Home Retail, which owns the Argos and Homebase retail chains, said profits before tax would be about 10 million pounds ahead of the current 73 million pound City consensus forecast. The FTSE 250 member also revealed its year-end cash balance would be in excess of 300 million pounds.
The upbeat performance was due to "good operational management and cash generation" during Christmas.
Argos reported total revenues up 1.6% to 1,744 million pounds for the 18 weeks to Jan. 5, with like-for-like sales up 2.7%. Progress was supported by strong demand for tablets, white goods, and toys, which offset weaker jewelry sales.
Meanwhile, turnover at Homebase fell almost 5% to 453 million pounds, with like-for-like sales down 4%.
Gross margins at both chains fell by 50 basis points during the 18-week period.

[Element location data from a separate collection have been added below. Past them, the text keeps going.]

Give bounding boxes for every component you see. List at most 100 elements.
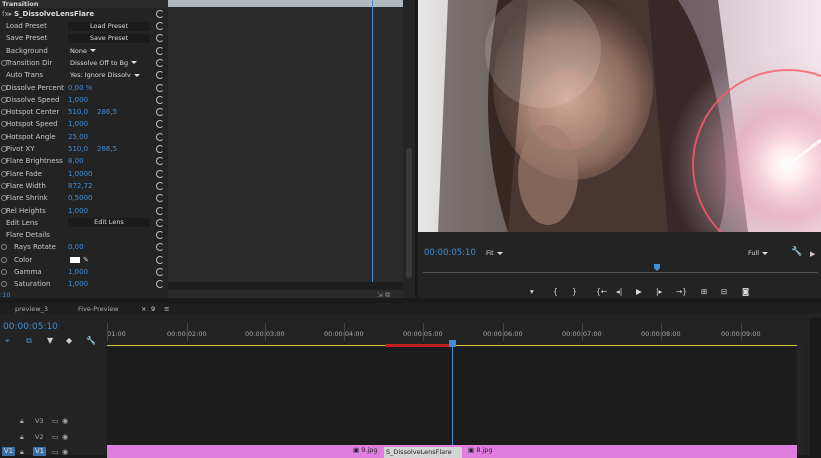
param-value[interactable]: 510,0 xyxy=(68,143,88,155)
tab-9[interactable]: 9 xyxy=(151,305,155,313)
snap-icon[interactable]: ⌖ xyxy=(5,336,10,346)
eye-icon[interactable]: ◉ xyxy=(62,417,68,425)
effect-param-row[interactable]: Load Preset Load Preset xyxy=(0,20,168,32)
reset-icon[interactable] xyxy=(156,83,164,92)
param-value-2[interactable]: 286,5 xyxy=(97,143,117,155)
param-button[interactable]: Edit Lens xyxy=(68,218,150,228)
export-icon[interactable]: ⇲ ⧉ xyxy=(377,291,390,300)
wrench-icon[interactable]: 🔧 xyxy=(791,247,802,257)
marker-icon[interactable]: ▾ xyxy=(530,287,534,296)
reset-icon[interactable] xyxy=(156,95,164,104)
timeline-playhead-head[interactable] xyxy=(449,340,456,347)
reset-icon[interactable] xyxy=(156,157,164,166)
marker-icon[interactable]: ◆ xyxy=(66,336,72,345)
timeline-timecode[interactable]: 00:00:05:10 xyxy=(3,322,58,332)
mark-out-icon[interactable]: } xyxy=(572,287,577,296)
param-button[interactable]: Load Preset xyxy=(68,21,150,31)
param-dropdown[interactable]: Yes: Ignore Dissolv xyxy=(70,69,140,81)
effect-param-row[interactable]: Save Preset Save Preset xyxy=(0,32,168,44)
tab-preview-3[interactable]: preview_3 xyxy=(15,305,48,313)
sync-icon[interactable]: ▭ xyxy=(52,433,59,441)
stopwatch-icon[interactable] xyxy=(1,244,7,251)
track-header-v2[interactable]: 🔒︎ V2 ▭ ◉ xyxy=(0,431,107,443)
play-icon[interactable]: ▶ xyxy=(636,287,642,296)
effect-param-row[interactable]: Rel Heights 1,000 xyxy=(0,205,168,217)
effect-param-row[interactable]: Flare Brightness 8,00 xyxy=(0,155,168,167)
param-value-2[interactable]: 286,5 xyxy=(97,106,117,118)
reset-icon[interactable] xyxy=(156,181,164,190)
clip-9jpg[interactable]: ▣ 9.jpg xyxy=(353,446,377,454)
reset-icon[interactable] xyxy=(156,108,164,117)
effect-scrollbar[interactable] xyxy=(168,282,403,290)
param-value[interactable]: 1,000 xyxy=(68,278,88,290)
effect-param-row[interactable]: Pivot XY 510,0 286,5 xyxy=(0,143,168,155)
effect-param-row[interactable]: Rays Rotate 0,00 xyxy=(0,241,168,253)
lock-icon[interactable]: 🔒︎ xyxy=(20,433,24,442)
effect-param-row[interactable]: Gamma 1,000 xyxy=(0,266,168,278)
effect-param-row[interactable]: Hotspot Center 510,0 286,5 xyxy=(0,106,168,118)
reset-icon[interactable] xyxy=(156,280,164,289)
param-value[interactable]: 8,00 xyxy=(68,155,84,167)
effect-playhead[interactable] xyxy=(372,0,373,282)
reset-icon[interactable] xyxy=(156,206,164,215)
reset-icon[interactable] xyxy=(156,34,164,43)
effect-clip-bar[interactable] xyxy=(168,0,403,7)
fit-dropdown[interactable]: Fit xyxy=(486,249,503,257)
go-to-out-icon[interactable]: →} xyxy=(676,287,687,296)
reset-icon[interactable] xyxy=(156,58,164,67)
param-value[interactable]: 510,0 xyxy=(68,106,88,118)
effect-param-row[interactable]: Edit Lens Edit Lens xyxy=(0,217,168,229)
reset-icon[interactable] xyxy=(156,22,164,30)
extract-icon[interactable]: ⊟ xyxy=(721,287,727,296)
reset-icon[interactable] xyxy=(156,194,164,203)
effect-param-row[interactable]: Hotspot Angle 25,00 xyxy=(0,131,168,143)
go-to-in-icon[interactable]: {← xyxy=(596,287,607,296)
quality-dropdown[interactable]: Full xyxy=(748,249,769,257)
effect-param-row[interactable]: Flare Shrink 0,5000 xyxy=(0,192,168,204)
reset-icon[interactable] xyxy=(156,46,164,55)
vertical-scrollbar[interactable] xyxy=(403,0,415,298)
lift-icon[interactable]: ⊞ xyxy=(701,287,707,296)
effect-timeline-area[interactable]: ⇲ ⧉ xyxy=(168,0,403,300)
reset-icon[interactable] xyxy=(156,218,164,227)
tab-close-icon[interactable]: × xyxy=(141,305,146,313)
transition-clip[interactable]: S_DissolveLensFlare xyxy=(384,447,462,458)
param-value[interactable]: 25,00 xyxy=(68,131,88,143)
reset-icon[interactable] xyxy=(156,10,164,18)
linked-selection-icon[interactable]: ⧉ xyxy=(26,336,32,346)
step-back-icon[interactable]: ◂| xyxy=(616,287,622,296)
program-timecode[interactable]: 00:00:05:10 xyxy=(424,248,476,258)
monitor-menu-icon[interactable]: ▶ xyxy=(810,250,815,258)
effect-param-row[interactable]: Color ✎ xyxy=(0,254,168,266)
reset-icon[interactable] xyxy=(156,132,164,141)
reset-icon[interactable] xyxy=(156,169,164,178)
tab-menu-icon[interactable]: ≡ xyxy=(164,305,169,313)
param-value[interactable]: 872,72 xyxy=(68,180,93,192)
lock-icon[interactable]: 🔒︎ xyxy=(20,417,24,426)
param-value[interactable]: 1,000 xyxy=(68,205,88,217)
param-dropdown[interactable]: Dissolve Off to Bg xyxy=(70,57,138,69)
effect-param-row[interactable]: Dissolve Speed 1,000 xyxy=(0,94,168,106)
timeline-v-scroll[interactable] xyxy=(797,347,803,455)
reset-icon[interactable] xyxy=(156,243,164,252)
tab-five-preview[interactable]: Five-Preview xyxy=(78,305,119,313)
sync-icon[interactable]: ▭ xyxy=(52,417,59,425)
param-value[interactable]: 0,5000 xyxy=(68,192,93,204)
effect-param-row[interactable]: Hotspot Speed 1,000 xyxy=(0,118,168,130)
effect-param-row[interactable]: Auto Trans Yes: Ignore Dissolv xyxy=(0,69,168,81)
param-button[interactable]: Save Preset xyxy=(68,33,150,43)
reset-icon[interactable] xyxy=(156,255,164,264)
color-swatch[interactable] xyxy=(70,256,80,263)
clip-8jpg[interactable]: ▣ 8.jpg xyxy=(468,446,492,454)
stopwatch-icon[interactable] xyxy=(1,256,7,263)
param-value[interactable]: 1,000 xyxy=(68,94,88,106)
eyedropper-icon[interactable]: ✎ xyxy=(83,254,89,266)
effect-row[interactable]: fx▸ S_DissolveLensFlare xyxy=(0,8,168,20)
step-forward-icon[interactable]: |▸ xyxy=(656,287,662,296)
monitor-ruler[interactable] xyxy=(423,263,818,273)
effect-param-row[interactable]: Dissolve Percent 0,00 % xyxy=(0,82,168,94)
reset-icon[interactable] xyxy=(156,120,164,129)
reset-icon[interactable] xyxy=(156,268,164,276)
param-value[interactable]: 1,0000 xyxy=(68,168,93,180)
param-value[interactable]: 1,000 xyxy=(68,266,88,278)
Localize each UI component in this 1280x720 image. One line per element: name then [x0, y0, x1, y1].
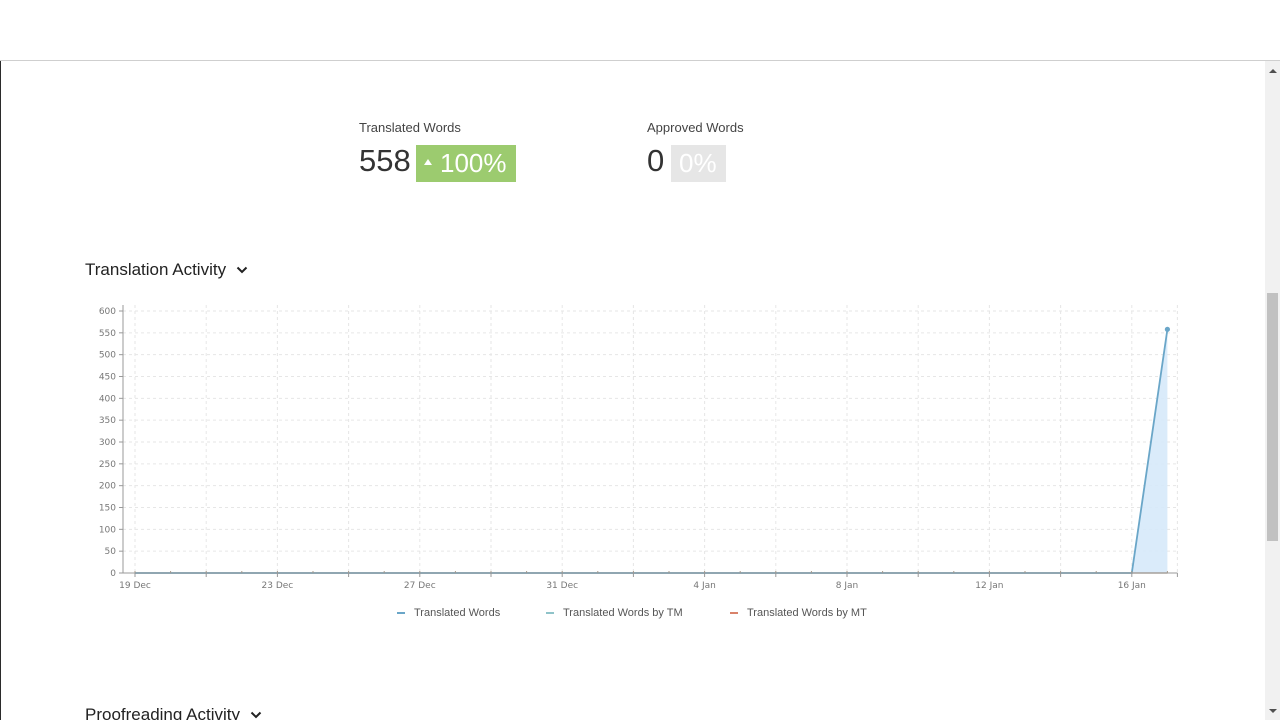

Terry Duddy, Home Retail's chief executive, said: "Argos had a good peak trading period building on its first-half performance... While we anticipate consumer confidence will remain subdued in the coming year, we are focussed on delivering the transformation plan to reinvent Argos as a digital retail leader and the ongoing development of the Homebase proposition."
Going on today's uplifted guidance, earnings may now be running at between 7 pence and 8 pence per share, which puts the shares on a potential P/E of about 18 or 19.
The present rating does not look like a bargain, although Home Retail's five-year transformation plan for Argos may encourage longer-term recovery investors.
Announced last year, Home Retail reckons Argos could earn a mid-single-digit margin on sales of 4.5 billion pounds during the next five years.
Potential operating profits could therefore be 225 million pounds and provide possible earnings of 170 million pounds by 2018, which compares quite well to Home Retail's current market cap of about 1.1 billion pounds.
Home Retail's recovery has seen its shares rally from a 69 pence low last year, thereby making the share a nice double for investors smart enough to spot the handsome buying opportunity.